By Carrie Kirby
China's 46 million Internet users are unable to access popular search engine Google, and most believe that the Chinese government is blocking the site as part of a crackdown on the Internet in preparation for a politically sensitive Communist Party congress in November.
Mountain View's Google is "working with Chinese authorities" to resolve the issue, spokeswoman Cindy McCaffrey said Tuesday.
Google became aware of the problem when users in China reported over the weekend that they couldn't access the Web site.
She did not say whether Chinese officials were purposely blocking the site.
"We're not giving out a lot of information at this point," she said.
Chinese officials have not officially taken responsibility for cutting off access to Google; spokesmen for several government divisions told news agency Agence France Press they knew nothing about it.
But President Jiang Zemin has called for measures to ensure a controversy- free atmosphere for the upcoming party congress. And, over the past year, the government has been exercising more and more power over the Internet. For instance, authorities have compelled Web portals, including the Chinese version of Yahoo, to filter out material the government considers bad while closing thousands of Internet cafes.

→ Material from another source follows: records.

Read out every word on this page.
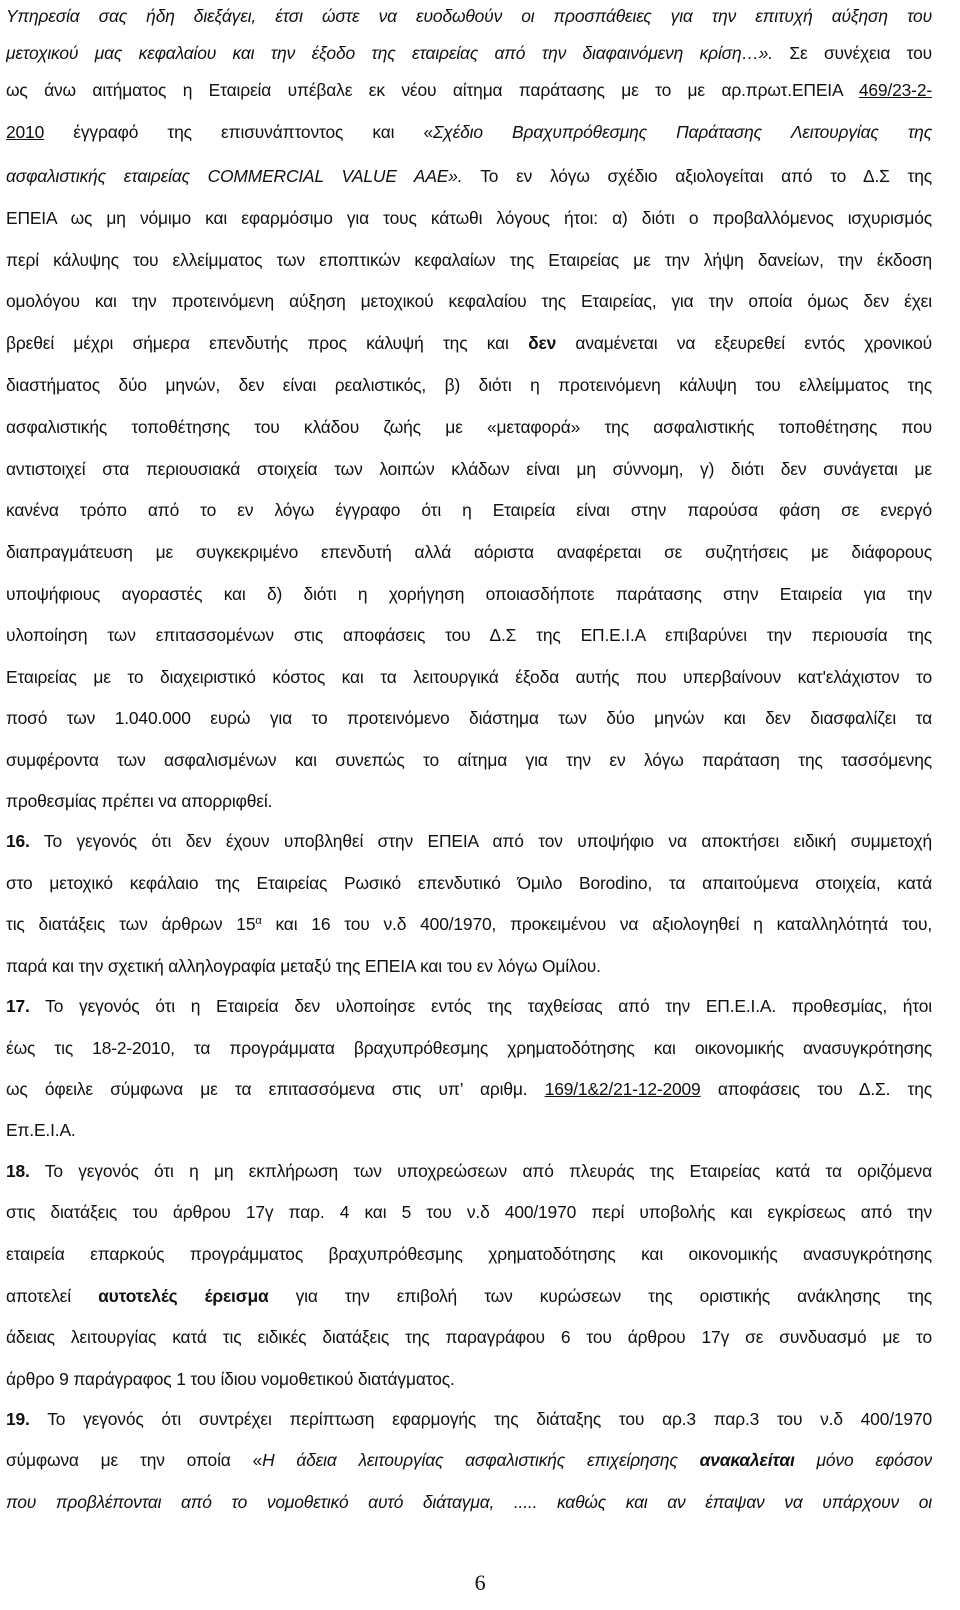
Υπηρεσία σας ήδη διεξάγει, έτσι ώστε να ευοδωθούν οι προσπάθειες για την επιτυχή αύξηση του
μετοχικού μας κεφαλαίου και την έξοδο της εταιρείας από την διαφαινόμενη κρίση…». Σε συνέχεια του
ως άνω αιτήματος η Εταιρεία υπέβαλε εκ νέου αίτημα παράτασης με το με αρ.πρωτ.ΕΠΕΙΑ 469/23-2-
2010 έγγραφό της επισυνάπτοντος και «Σχέδιο Βραχυπρόθεσμης Παράτασης Λειτουργίας της
ασφαλιστικής εταιρείας COMMERCIAL VALUE AAE». Το εν λόγω σχέδιο αξιολογείται από το Δ.Σ της
ΕΠΕΙΑ ως μη νόμιμο και εφαρμόσιμο για τους κάτωθι λόγους ήτοι: α) διότι ο προβαλλόμενος ισχυρισμός
περί κάλυψης του ελλείμματος των εποπτικών κεφαλαίων της Εταιρείας με την λήψη δανείων, την έκδοση
ομολόγου και την προτεινόμενη αύξηση μετοχικού κεφαλαίου της Εταιρείας, για την οποία όμως δεν έχει
βρεθεί μέχρι σήμερα επενδυτής προς κάλυψή της και δεν αναμένεται να εξευρεθεί εντός χρονικού
διαστήματος δύο μηνών, δεν είναι ρεαλιστικός, β) διότι η προτεινόμενη κάλυψη του ελλείμματος της
ασφαλιστικής τοποθέτησης του κλάδου ζωής με «μεταφορά» της ασφαλιστικής τοποθέτησης που
αντιστοιχεί στα περιουσιακά στοιχεία των λοιπών κλάδων είναι μη σύννομη, γ) διότι δεν συνάγεται με
κανένα τρόπο από το εν λόγω έγγραφο ότι η Εταιρεία είναι στην παρούσα φάση σε ενεργό
διαπραγμάτευση με συγκεκριμένο επενδυτή αλλά αόριστα αναφέρεται σε συζητήσεις με διάφορους
υποψήφιους αγοραστές και δ) διότι η χορήγηση οποιασδήποτε παράτασης στην Εταιρεία για την
υλοποίηση των επιτασσομένων στις αποφάσεις του Δ.Σ της ΕΠ.Ε.Ι.Α επιβαρύνει την περιουσία της
Εταιρείας με το διαχειριστικό κόστος και τα λειτουργικά έξοδα αυτής που υπερβαίνουν κατ'ελάχιστον το
ποσό των 1.040.000 ευρώ για το προτεινόμενο διάστημα των δύο μηνών και δεν διασφαλίζει τα
συμφέροντα των ασφαλισμένων και συνεπώς το αίτημα για την εν λόγω παράταση της τασσόμενης
προθεσμίας πρέπει να απορριφθεί.
16. Το γεγονός ότι δεν έχουν υποβληθεί στην ΕΠΕΙΑ από τον υποψήφιο να αποκτήσει ειδική συμμετοχή
στο μετοχικό κεφάλαιο της Εταιρείας Ρωσικό επενδυτικό Όμιλο Borodino, τα απαιτούμενα στοιχεία, κατά
τις διατάξεις των άρθρων $15^\alpha$ και 16 του ν.δ 400/1970, προκειμένου να αξιολογηθεί η καταλληλότητά του,
παρά και την σχετική αλληλογραφία μεταξύ της ΕΠΕΙΑ και του εν λόγω Ομίλου.
17. Το γεγονός ότι η Εταιρεία δεν υλοποίησε εντός της ταχθείσας από την ΕΠ.Ε.Ι.Α. προθεσμίας, ήτοι
έως τις 18-2-2010, τα προγράμματα βραχυπρόθεσμης χρηματοδότησης και οικονομικής ανασυγκρότησης
ως όφειλε σύμφωνα με τα επιτασσόμενα στις υπ’ αριθμ. 169/1&2/21-12-2009 αποφάσεις του Δ.Σ. της
Επ.Ε.Ι.Α.
18. Το γεγονός ότι η μη εκπλήρωση των υποχρεώσεων από πλευράς της Εταιρείας κατά τα οριζόμενα
στις διατάξεις του άρθρου 17γ παρ. 4 και 5 του ν.δ 400/1970 περί υποβολής και εγκρίσεως από την
εταιρεία επαρκούς προγράμματος βραχυπρόθεσμης χρηματοδότησης και οικονομικής ανασυγκρότησης
αποτελεί αυτοτελές έρεισμα για την επιβολή των κυρώσεων της οριστικής ανάκλησης της
άδειας λειτουργίας κατά τις ειδικές διατάξεις της παραγράφου 6 του άρθρου 17γ σε συνδυασμό με το
άρθρο 9 παράγραφος 1 του ίδιου νομοθετικού διατάγματος.
19. Το γεγονός ότι συντρέχει περίπτωση εφαρμογής της διάταξης του αρ.3 παρ.3 του ν.δ 400/1970
σύμφωνα με την οποία «Η άδεια λειτουργίας ασφαλιστικής επιχείρησης ανακαλείται μόνο εφόσον
που προβλέπονται από το νομοθετικό αυτό διάταγμα, ..... καθώς και αν έπαψαν να υπάρχουν οι
6
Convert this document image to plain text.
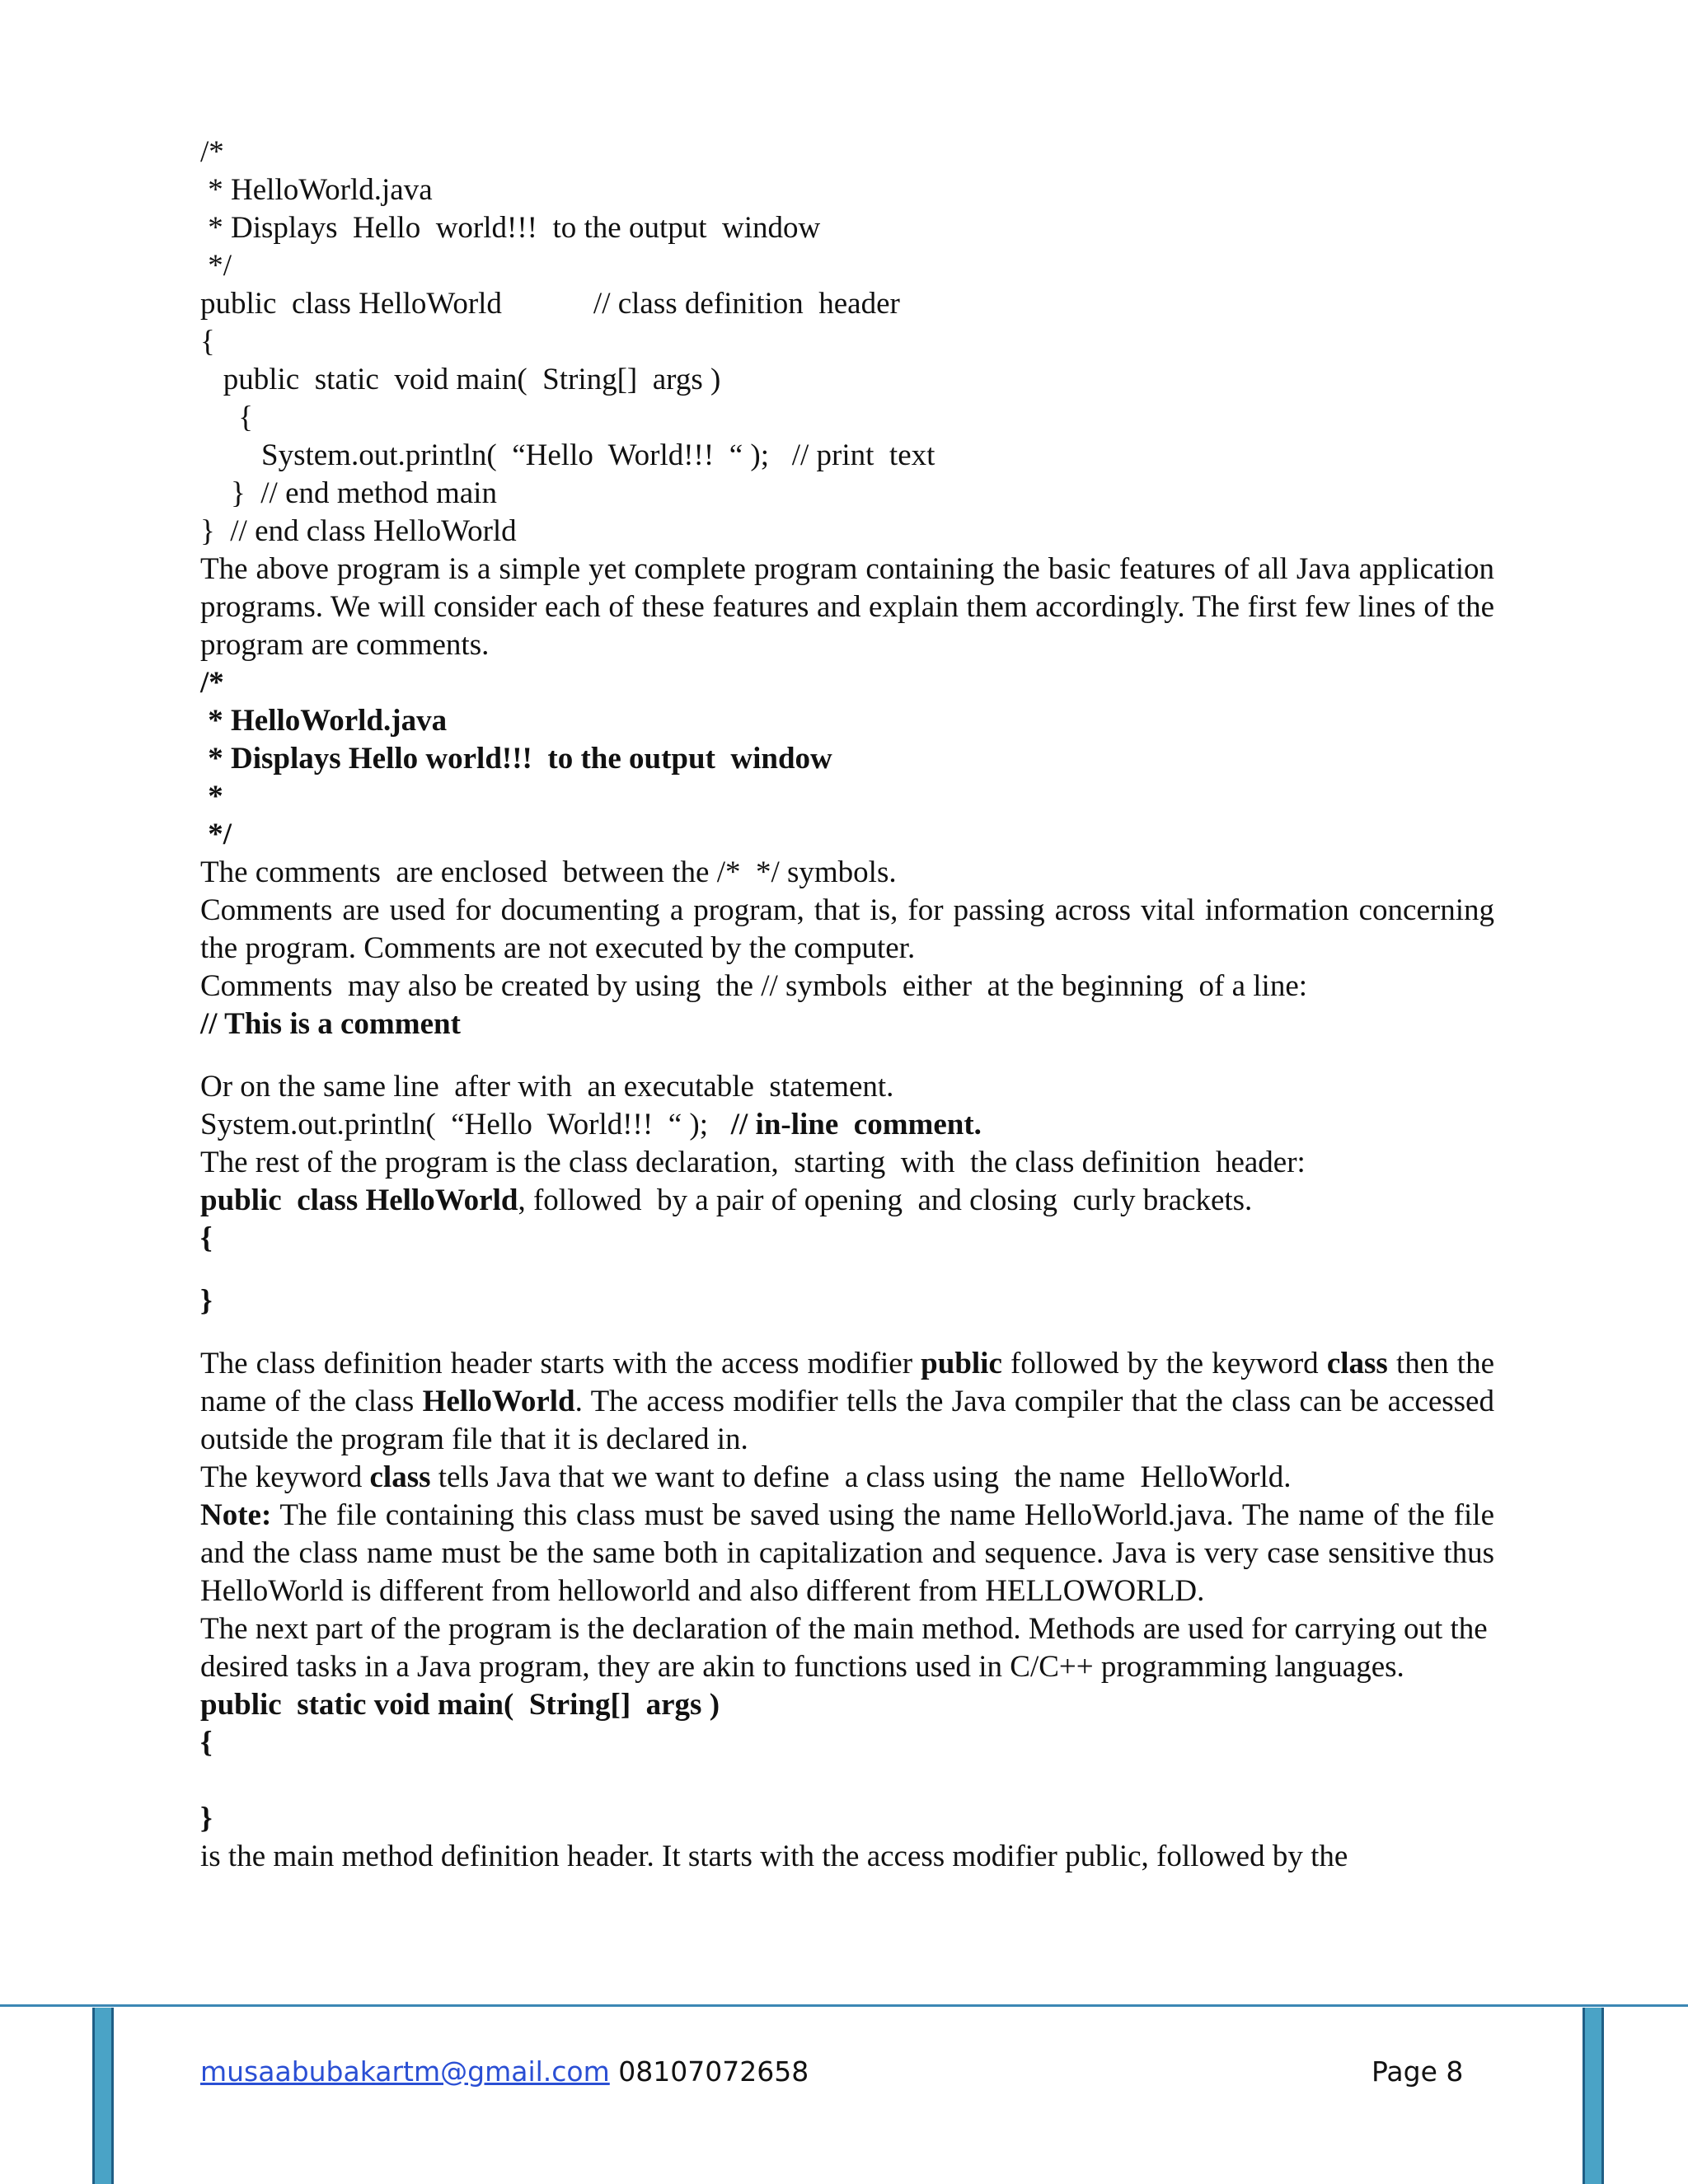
/*
* HelloWorld.java
* Displays  Hello  world!!!  to the output  window
*/
public  class HelloWorld            // class definition  header
{
public  static  void main(  String[]  args )
{
System.out.println(  “Hello  World!!!  “ );   // print  text
}  // end method main
}  // end class HelloWorld
The above program is a simple yet complete program containing the basic features of all Java application programs. We will consider each of these features and explain them accordingly. The first few lines of the program are comments.
/*
* HelloWorld.java
* Displays Hello world!!!  to the output  window
*
*/
The comments  are enclosed  between the /*  */ symbols.
Comments are used for documenting a program, that is, for passing across vital information concerning the program. Comments are not executed by the computer.
Comments  may also be created by using  the // symbols  either  at the beginning  of a line:
// This is a comment
Or on the same line  after with  an executable  statement.
System.out.println(  “Hello  World!!!  “ ); // in-line  comment.
The rest of the program is the class declaration,  starting  with  the class definition  header:
public  class HelloWorld, followed  by a pair of opening  and closing  curly brackets.
{
}
The class definition header starts with the access modifier public followed by the keyword class then the name of the class HelloWorld. The access modifier tells the Java compiler that the class can be accessed outside the program file that it is declared in.
The keyword class tells Java that we want to define  a class using  the name  HelloWorld.
Note: The file containing this class must be saved using the name HelloWorld.java. The name of the file and the class name must be the same both in capitalization and sequence. Java is very case sensitive thus HelloWorld is different from helloworld and also different from HELLOWORLD.
The next part of the program is the declaration of the main method. Methods are used for carrying out the desired tasks in a Java program, they are akin to functions used in C/C++ programming languages.
public  static void main(  String[]  args )
{
}
is the main method definition header. It starts with the access modifier public, followed by the
musaabubakartm@gmail.com 08107072658	Page 8
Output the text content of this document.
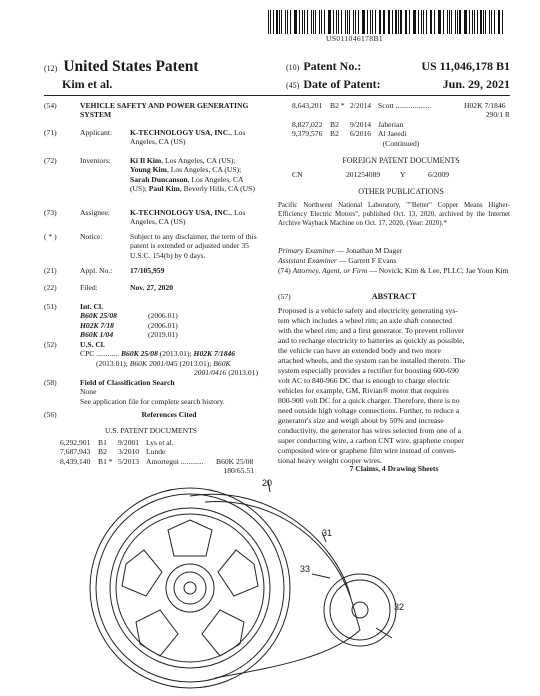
US011046178B1
(12) United States Patent
Kim et al.
(10) Patent No.:	US 11,046,178 B1
(45) Date of Patent:	Jun. 29, 2021
(54)	VEHICLE SAFETY AND POWER GENERATING SYSTEM
(71)	Applicant:	K-TECHNOLOGY USA, INC., Los Angeles, CA (US)
(72)	Inventors:	Ki Il Kim, Los Angeles, CA (US); Young Kim, Los Angeles, CA (US); Sarah Duncanson, Los Angeles, CA (US); Paul Kim, Beverly Hills, CA (US)
(73)	Assignee:	K-TECHNOLOGY USA, INC., Los Angeles, CA (US)
( * )	Notice:	Subject to any disclaimer, the term of this patent is extended or adjusted under 35 U.S.C. 154(b) by 0 days.
(21)	Appl. No.:	17/105,959
(22)	Filed:	Nov. 27, 2020
(51)	Int. Cl.
B60K 25/08	(2006.01)
H02K 7/18	(2006.01)
B60K 1/04	(2019.01)
(52)	U.S. Cl.
CPC ............ B60K 25/08 (2013.01); H02K 7/1846
(2013.01); B60K 2001/045 (2013.01); B60K
2001/0416 (2013.01)
(58)	Field of Classification Search
None
See application file for complete search history.
(56)	References Cited
U.S. PATENT DOCUMENTS
6,292,901	B1	9/2001 Lys et al.
7,687,943	B2	3/2010 Lunde
8,439,140	B1 * 5/2013 Amortegui ............	B60K 25/08
180/65.51
8,643,201	B2 * 2/2014 Scott ...................	H02K 7/1846
290/1 R
8,827,022	B2	9/2014 Jaberian
9,379,576	B2	6/2016 Al Jaeedi
(Continued)
FOREIGN PATENT DOCUMENTS
CN	201254089	Y	6/2009
OTHER PUBLICATIONS
Pacific Northwest National Laboratory, ""Better" Copper Means Higher-Efficiency Electric Motors", published Oct. 13, 2020, archived by the Internet Archive Wayback Machine on Oct. 17, 2020, (Year: 2020).*
Primary Examiner — Jonathan M Dager
Assistant Examiner — Garrett F Evans
(74) Attorney, Agent, or Firm — Novick, Kim & Lee, PLLC; Jae Youn Kim
(57)	ABSTRACT
Proposed is a vehicle safety and electricity generating sys-
tem which includes a wheel rim; an axle shaft connected
with the wheel rim; and a first generator. To prevent rollover
and to recharge electricity to batteries as quickly as possible,
the vehicle can have an extended body and two more
attached wheels, and the system can be installed thereto. The
system especially provides a rectifier for boosting 600-690
volt AC to 840-966 DC that is enough to charge electric
vehicles for example, GM, Rivian® motor that requires
800-900 volt DC for a quick charger. Therefore, there is no
need outside high voltage connections. Further, to reduce a
generator's size and weigh about by 50% and increase
conductivity, the generator has wires selected from one of a
super conducting wire, a carbon CNT wire, graphene cooper
composited wire or graphene film wire instead of conven-
tional heavy weight cooper wires.
7 Claims, 4 Drawing Sheets
20
31
33
32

Chinese Internet users are howling in protest at the loss of one of the best ways to find information otherwise not available to them, said Xiao Qiang, executive director of the nonprofit group Human Rights in China, based in New York and Hong Kong.
"They had a huge reaction from Chinese Internet users. In e-mail, chat rooms and on bulletin boards, thousands of messages are protesting it," he said.
Chinese officials routinely block many foreign news sites, including The Chronicle's site, www.sfgate.com, and CNN. But this is the first time China has blocked a site with such broad appeal as a search engine, Xiao said.
Internet users in China can sometimes get around blocks by using proxy servers -- which are other sites hosting copies of the original site.
The apparent move to block Google, which is very popular in China, shows that officials are taking the Internet crackdown to a new level, Xiao said.
A Chinese social journal called "China," which goes by e-mail to 30,000 subscribers, has also been banned, Xiao said.
It's typical for Chinese officials to prepare for important events, including government meetings and visits from foreign heads of state, by tightening control over practically everything. That means watching newspaper content more carefully, detaining dissidents, and even removing people from Beijing who don't have official license to live in the city, Xiao said.
Since the violent suppression of protesters in Tiananmen Square in 1989, political dissent in China is limited to groups outside the country and a few individuals in China, who are regularly punished. But the crackdown on the Internet is spurring a new group of people to speak up, Xiao said: professionals who were otherwise unlikely to be interested in politics.
Google's disappearance may lead many to speak out, he said.
"People have developed this dependence on (Google), and now it's being taken away by the government for obvious political reasons," he said.